The good work of Inter Parish Ministry over the past 50 years was featured in a recent Cincinnati Enquirer article. A Jubilee Celebration is planned for April 6, 2014. One of the Dater Foundation’s first grants was to Inter Parish in 1986. The Foundation has made 22 grants totaling $239,000 over the years.
From: Cincinnati Enquirer. March 23, 2014
Good News + Communities section.
Inter Parish Ministry offers hope for 50 years
By Cathleen Arnold, Enquirer contributor
Uplifting hearts and giving hope for 50 years – the motto of Inter Parish Ministry’s Jubilee Celebration – resonates in the experiences of thousands of residents of eastern Hamilton County and Clermont County.
More than 4,450 families were served by Inter Parish Ministry in Newtown in 2013, according to Gail Koford, development director.
The annual celebration – a by-the-bite, sip-of-soup benefit that also includes live and silent auctions – is a primary fundraiser for the many programs of Inter Parish Ministry. This year’s event, to be held April 6 at the Oasis Conference Center outside Loveland, also honors Inter Parish Ministry’s 50th year of service.

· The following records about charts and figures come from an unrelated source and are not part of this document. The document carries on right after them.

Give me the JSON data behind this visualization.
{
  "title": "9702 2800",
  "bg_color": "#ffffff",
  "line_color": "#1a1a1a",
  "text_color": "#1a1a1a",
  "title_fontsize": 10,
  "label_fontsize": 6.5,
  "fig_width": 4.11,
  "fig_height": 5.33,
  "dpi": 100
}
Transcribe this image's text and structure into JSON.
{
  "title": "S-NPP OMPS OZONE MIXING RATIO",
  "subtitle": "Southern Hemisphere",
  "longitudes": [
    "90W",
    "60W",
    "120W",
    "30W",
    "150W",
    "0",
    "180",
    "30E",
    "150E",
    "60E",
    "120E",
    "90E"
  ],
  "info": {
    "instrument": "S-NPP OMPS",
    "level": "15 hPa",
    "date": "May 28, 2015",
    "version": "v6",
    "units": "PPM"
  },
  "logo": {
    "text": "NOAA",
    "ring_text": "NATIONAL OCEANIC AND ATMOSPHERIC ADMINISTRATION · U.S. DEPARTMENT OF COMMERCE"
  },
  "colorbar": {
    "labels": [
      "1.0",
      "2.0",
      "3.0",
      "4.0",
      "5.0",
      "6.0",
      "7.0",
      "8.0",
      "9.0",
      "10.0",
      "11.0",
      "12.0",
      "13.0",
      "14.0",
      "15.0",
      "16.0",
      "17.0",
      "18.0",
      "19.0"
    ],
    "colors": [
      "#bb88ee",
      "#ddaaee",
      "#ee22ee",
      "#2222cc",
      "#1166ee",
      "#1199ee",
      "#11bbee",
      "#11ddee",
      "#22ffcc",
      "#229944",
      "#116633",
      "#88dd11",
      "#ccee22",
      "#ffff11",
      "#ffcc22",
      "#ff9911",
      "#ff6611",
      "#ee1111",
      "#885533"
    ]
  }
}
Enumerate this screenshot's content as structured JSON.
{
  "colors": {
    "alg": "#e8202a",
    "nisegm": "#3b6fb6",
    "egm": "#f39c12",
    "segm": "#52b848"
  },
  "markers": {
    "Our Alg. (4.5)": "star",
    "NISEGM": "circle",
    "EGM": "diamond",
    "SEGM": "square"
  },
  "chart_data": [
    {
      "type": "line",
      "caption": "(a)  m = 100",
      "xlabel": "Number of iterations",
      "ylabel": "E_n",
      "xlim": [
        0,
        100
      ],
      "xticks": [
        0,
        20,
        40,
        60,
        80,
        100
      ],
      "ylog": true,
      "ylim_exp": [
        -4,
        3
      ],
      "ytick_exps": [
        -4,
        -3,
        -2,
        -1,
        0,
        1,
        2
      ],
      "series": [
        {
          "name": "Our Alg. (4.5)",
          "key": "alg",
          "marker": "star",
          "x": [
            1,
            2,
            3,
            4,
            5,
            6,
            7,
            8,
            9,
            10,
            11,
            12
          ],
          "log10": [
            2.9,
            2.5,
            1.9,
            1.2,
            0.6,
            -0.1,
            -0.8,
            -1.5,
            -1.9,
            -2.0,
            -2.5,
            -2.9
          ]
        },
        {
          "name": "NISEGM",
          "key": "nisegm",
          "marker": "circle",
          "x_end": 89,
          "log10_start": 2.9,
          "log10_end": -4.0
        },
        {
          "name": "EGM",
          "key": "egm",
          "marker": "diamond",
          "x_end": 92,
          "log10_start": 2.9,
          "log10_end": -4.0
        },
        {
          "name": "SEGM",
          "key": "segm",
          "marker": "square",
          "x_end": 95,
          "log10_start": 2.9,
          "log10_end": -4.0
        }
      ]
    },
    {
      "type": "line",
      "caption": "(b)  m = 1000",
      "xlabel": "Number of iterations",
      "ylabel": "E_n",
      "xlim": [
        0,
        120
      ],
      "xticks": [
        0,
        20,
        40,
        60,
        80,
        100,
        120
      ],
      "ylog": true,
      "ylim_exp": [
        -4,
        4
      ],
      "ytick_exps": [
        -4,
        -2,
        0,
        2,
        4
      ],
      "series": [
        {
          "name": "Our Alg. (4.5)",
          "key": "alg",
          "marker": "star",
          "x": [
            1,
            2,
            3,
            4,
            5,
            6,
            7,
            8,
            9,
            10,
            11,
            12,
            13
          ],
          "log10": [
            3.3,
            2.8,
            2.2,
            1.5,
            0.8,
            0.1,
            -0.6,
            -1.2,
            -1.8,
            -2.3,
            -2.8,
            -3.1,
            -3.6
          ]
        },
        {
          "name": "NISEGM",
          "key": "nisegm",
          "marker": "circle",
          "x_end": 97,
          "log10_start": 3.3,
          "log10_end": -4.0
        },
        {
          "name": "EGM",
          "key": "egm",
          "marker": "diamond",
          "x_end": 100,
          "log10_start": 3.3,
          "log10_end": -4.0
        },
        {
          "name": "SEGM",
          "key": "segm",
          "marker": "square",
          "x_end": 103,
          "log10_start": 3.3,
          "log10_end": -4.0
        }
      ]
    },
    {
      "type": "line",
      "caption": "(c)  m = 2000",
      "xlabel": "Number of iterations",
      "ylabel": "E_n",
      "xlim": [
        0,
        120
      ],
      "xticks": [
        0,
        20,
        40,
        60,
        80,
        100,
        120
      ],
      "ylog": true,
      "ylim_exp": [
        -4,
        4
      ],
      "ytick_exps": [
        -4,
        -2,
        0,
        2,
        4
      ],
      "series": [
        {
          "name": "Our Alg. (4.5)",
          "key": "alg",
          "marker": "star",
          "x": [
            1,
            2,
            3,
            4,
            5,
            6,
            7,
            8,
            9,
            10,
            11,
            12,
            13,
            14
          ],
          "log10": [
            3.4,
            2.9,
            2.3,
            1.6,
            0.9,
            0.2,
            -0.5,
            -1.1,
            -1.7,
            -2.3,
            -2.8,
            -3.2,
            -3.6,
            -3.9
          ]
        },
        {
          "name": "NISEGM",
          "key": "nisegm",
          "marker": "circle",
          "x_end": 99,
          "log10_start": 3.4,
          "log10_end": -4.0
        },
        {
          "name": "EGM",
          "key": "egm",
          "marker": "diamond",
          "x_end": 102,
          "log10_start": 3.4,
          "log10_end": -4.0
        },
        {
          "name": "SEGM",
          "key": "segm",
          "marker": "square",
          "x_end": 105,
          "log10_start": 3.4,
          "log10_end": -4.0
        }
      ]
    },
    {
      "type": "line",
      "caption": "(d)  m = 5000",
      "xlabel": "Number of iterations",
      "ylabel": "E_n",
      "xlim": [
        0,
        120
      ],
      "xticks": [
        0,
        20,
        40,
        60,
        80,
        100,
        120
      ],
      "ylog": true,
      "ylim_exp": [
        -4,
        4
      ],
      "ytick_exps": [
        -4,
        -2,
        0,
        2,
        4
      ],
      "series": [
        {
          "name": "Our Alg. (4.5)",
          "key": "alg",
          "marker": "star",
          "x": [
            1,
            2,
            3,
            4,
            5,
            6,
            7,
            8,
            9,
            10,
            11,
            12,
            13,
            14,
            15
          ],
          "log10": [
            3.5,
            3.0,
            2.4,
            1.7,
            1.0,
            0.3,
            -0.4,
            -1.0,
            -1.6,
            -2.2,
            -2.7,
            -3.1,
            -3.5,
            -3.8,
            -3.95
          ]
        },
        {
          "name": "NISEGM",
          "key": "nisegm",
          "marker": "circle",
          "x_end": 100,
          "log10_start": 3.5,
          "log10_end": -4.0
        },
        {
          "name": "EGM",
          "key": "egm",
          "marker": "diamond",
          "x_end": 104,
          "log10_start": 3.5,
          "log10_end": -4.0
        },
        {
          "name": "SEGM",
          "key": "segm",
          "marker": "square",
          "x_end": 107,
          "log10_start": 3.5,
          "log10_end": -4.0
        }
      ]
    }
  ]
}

Inter Parish Ministry offers a food pantry, nearly-new free clothing pantry, emergency financial aid and other support services.
Sarah Cadle, service coordinator, recounts an experience with a long married couple who had never before been in need. The 52-year-old husband, who had worked steadily since he was 14 years old, had recently lost his job.
They did not know how they were going to get back on track, Cadle said. “ When they learned we would be able to pay their sewage bill, they were so grateful. It is not unusual for people to break down in tears when we pay those bills for them.”
Founded in 1964 by four churches representing three different denominations, Inter Parish Ministry was originally run by a handful of volunteers intent on helping those in economic crisis. The nonprofit organization is now supported by more than 35 congregations representing many diverse denominations, according to Carol Rountree, coordinator of volunteers.
Rountree commends her 250 volunteers who gave over 12,000 hours of service in 2013. These volunteers, of all ages and backgrounds, helped by sorting donated clothing, shopping with clients in the food pantry, calling Bingo games and visiting residents of local nursing homes in the elder ministry.
Volunteers also manned the mobile food pantry as it set up at satellite locations in various churches. They adopted 350 families at Christmastime. They packed backpacks full of school supplies for the Back to School event.
“Nearly 24 percent of American families report having a time in the last year when they did not have enough money to buy the food their family needed,” says Chuck Swanson, pantry manager, quoting Pew/Princeton Research from 2013.
At the pantry, he has seen a marked increase in people needing help since Supplemental Nutrition Assistance Program (SNAP) benefits were cut in November. “We’ve seen an especially huge increase in seniors needing food,” he says.
The Inter Parish Ministry pantry is meant to be a stopgap for those times people find themselves struggling. Families are allowed to visit only once every 90 days. In addition, they can visit the mobile pantry once a month when it sets up at one of several local churches.
Swanson would like to see mobile pantry visits increased from the current 19. If Inter Parish could serve its clients on a regular monthly basis, then it would qualify for Ohio Agriculture Department distributions of surplus USDA meat and produce.
Finding funding is a constant effort carried out by staff. Business partners, member churches, individual donors, grants and fundraising events are all sources of income – as is the upcoming Jubilee Celebration Auction.
Beth Klaine, a retired Air Force colonel who served her country for 30 years as a nurse practitioner, is this year’s Jubilee Auction chair.
While sorting and folding donated clothing for the clothing pantry recently, she talked about her deep commitment to Inter Parish and about the time she has spent on the auction, now totaling a couple of hundred hours.
She is inspired by the work done following Hurricane Katrina in Biloxi, Miss. “In the aftermath, I saw firsthand the importance of faith-based (nongovernmental organizations),” she said. “I saw them in action and the way they made such a difference to us after all that destruction. I knew I wanted to get involved,” she said.
Her hope is the Jubilee Celebration Auction proceeds will help Inter Parish Ministry carry out its many missions for the coming year.